About three stocks rose for every one that fell on the New York stock exchange, while on Nasdaq seven stocks rose for every two that fell.
The blue-chip Dow Jones industrial average dropped 79.85 points, or 0.66 percent, to 12,090.03, with Alcoa, the world's leading aluminum producer, falling 1.96 percent to lead the decliners.
The broader Standard & Poor's 500 Index was down 11.02 points, or 0.83 percent, to 1,310.13.
The tech-heavy Nasdaq underperformed the other two major indexes, losing 39.04 points, or 1.40 percent, to 2,745.63 after Wells Fargo downgraded the semiconductor sector on Monday, noting it has more than doubled over the past two years. The technology shares then fell below its crucial technical level, which raised concerns among investors.

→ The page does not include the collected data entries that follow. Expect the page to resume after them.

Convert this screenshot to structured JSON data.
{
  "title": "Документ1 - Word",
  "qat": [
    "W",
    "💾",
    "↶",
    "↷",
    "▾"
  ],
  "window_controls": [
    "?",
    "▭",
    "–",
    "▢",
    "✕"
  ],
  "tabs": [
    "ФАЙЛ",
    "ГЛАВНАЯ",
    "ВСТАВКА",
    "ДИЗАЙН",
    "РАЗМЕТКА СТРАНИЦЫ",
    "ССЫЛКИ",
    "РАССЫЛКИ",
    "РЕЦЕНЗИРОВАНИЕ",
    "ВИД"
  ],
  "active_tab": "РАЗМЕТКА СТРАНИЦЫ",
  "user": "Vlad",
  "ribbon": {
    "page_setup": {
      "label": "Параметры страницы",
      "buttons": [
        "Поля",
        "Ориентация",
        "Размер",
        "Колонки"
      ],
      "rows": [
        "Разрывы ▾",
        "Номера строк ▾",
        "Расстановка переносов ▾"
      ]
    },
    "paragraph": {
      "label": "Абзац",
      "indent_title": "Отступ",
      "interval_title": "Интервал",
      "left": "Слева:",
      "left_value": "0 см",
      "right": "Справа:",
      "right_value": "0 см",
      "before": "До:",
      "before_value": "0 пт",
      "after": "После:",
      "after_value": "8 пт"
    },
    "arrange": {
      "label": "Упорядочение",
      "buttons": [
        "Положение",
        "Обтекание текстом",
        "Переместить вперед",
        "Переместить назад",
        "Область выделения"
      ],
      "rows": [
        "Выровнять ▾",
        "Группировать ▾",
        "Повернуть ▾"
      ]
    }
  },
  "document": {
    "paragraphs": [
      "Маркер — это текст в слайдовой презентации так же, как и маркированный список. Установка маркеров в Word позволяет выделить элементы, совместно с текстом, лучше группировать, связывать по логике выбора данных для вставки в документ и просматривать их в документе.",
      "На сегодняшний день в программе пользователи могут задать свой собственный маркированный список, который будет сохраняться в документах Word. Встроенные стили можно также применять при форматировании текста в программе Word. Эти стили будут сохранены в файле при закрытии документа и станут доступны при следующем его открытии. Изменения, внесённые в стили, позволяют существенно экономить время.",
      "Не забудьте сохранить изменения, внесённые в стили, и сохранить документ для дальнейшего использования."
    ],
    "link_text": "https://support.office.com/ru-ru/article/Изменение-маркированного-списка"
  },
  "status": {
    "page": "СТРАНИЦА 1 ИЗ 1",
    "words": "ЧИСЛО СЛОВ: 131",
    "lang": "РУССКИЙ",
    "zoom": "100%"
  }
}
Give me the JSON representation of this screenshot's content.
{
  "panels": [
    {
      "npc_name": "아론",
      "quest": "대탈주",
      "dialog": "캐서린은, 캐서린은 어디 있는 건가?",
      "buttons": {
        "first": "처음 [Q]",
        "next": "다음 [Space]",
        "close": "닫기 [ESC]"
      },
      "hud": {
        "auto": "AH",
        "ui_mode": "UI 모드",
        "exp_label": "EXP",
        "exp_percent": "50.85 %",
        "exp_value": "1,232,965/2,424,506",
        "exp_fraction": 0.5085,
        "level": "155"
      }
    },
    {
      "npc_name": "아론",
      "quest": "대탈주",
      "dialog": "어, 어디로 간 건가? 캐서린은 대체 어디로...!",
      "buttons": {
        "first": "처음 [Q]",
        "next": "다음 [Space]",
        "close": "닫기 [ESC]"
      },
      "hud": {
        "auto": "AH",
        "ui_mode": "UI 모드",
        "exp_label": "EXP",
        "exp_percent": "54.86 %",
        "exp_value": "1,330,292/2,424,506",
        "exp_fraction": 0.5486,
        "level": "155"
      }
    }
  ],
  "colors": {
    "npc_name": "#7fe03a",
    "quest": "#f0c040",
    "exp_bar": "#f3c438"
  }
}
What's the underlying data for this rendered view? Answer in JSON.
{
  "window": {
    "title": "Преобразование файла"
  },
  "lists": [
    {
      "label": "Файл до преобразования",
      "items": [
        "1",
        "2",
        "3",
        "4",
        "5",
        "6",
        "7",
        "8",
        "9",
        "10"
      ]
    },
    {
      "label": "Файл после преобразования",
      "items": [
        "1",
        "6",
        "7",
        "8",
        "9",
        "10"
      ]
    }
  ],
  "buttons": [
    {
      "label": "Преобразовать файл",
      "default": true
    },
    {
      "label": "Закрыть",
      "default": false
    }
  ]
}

Oil was still the main concerns in the stock market. Oil prices jumped over 106 dollars a barrel on Monday as the unrest in Libya intensified, spurring worries that the crisis in the Middle East region could further spread to those oil-rich countries like Iran and Saudi Arabia. On the other hand, investors were also worried that soaring oil prices could increase corporate costs, hurt consumer spending, and put world recovery in jeopardy.
As the result, U.S. stocks have been mostly moving in opposite directions against oil in recent weeks.
Also weighing on the market, Moody's Investors Service slashed Greece's credit rating by three notches into junk-grade territory at B1 earlier Monday, warning the debt-laden euro zone member has a 20 percent probability of default over five years.
Two large deals actually gave the market a lift at the open, but they were quickly overshadowed by the spike in oil prices and poor performance in the technology sector.
Western Digital Corp jumped 15.6 percent after the world's leading hard drive maker agreed to buy Hitachi Ltd's hard disk drive operations for about 4.3 billion dollars in cash and stock.
Meanwhile, French fashion conglomerate LVMH said it will purchase Italian jeweler Bulgari for 6 billion dollars.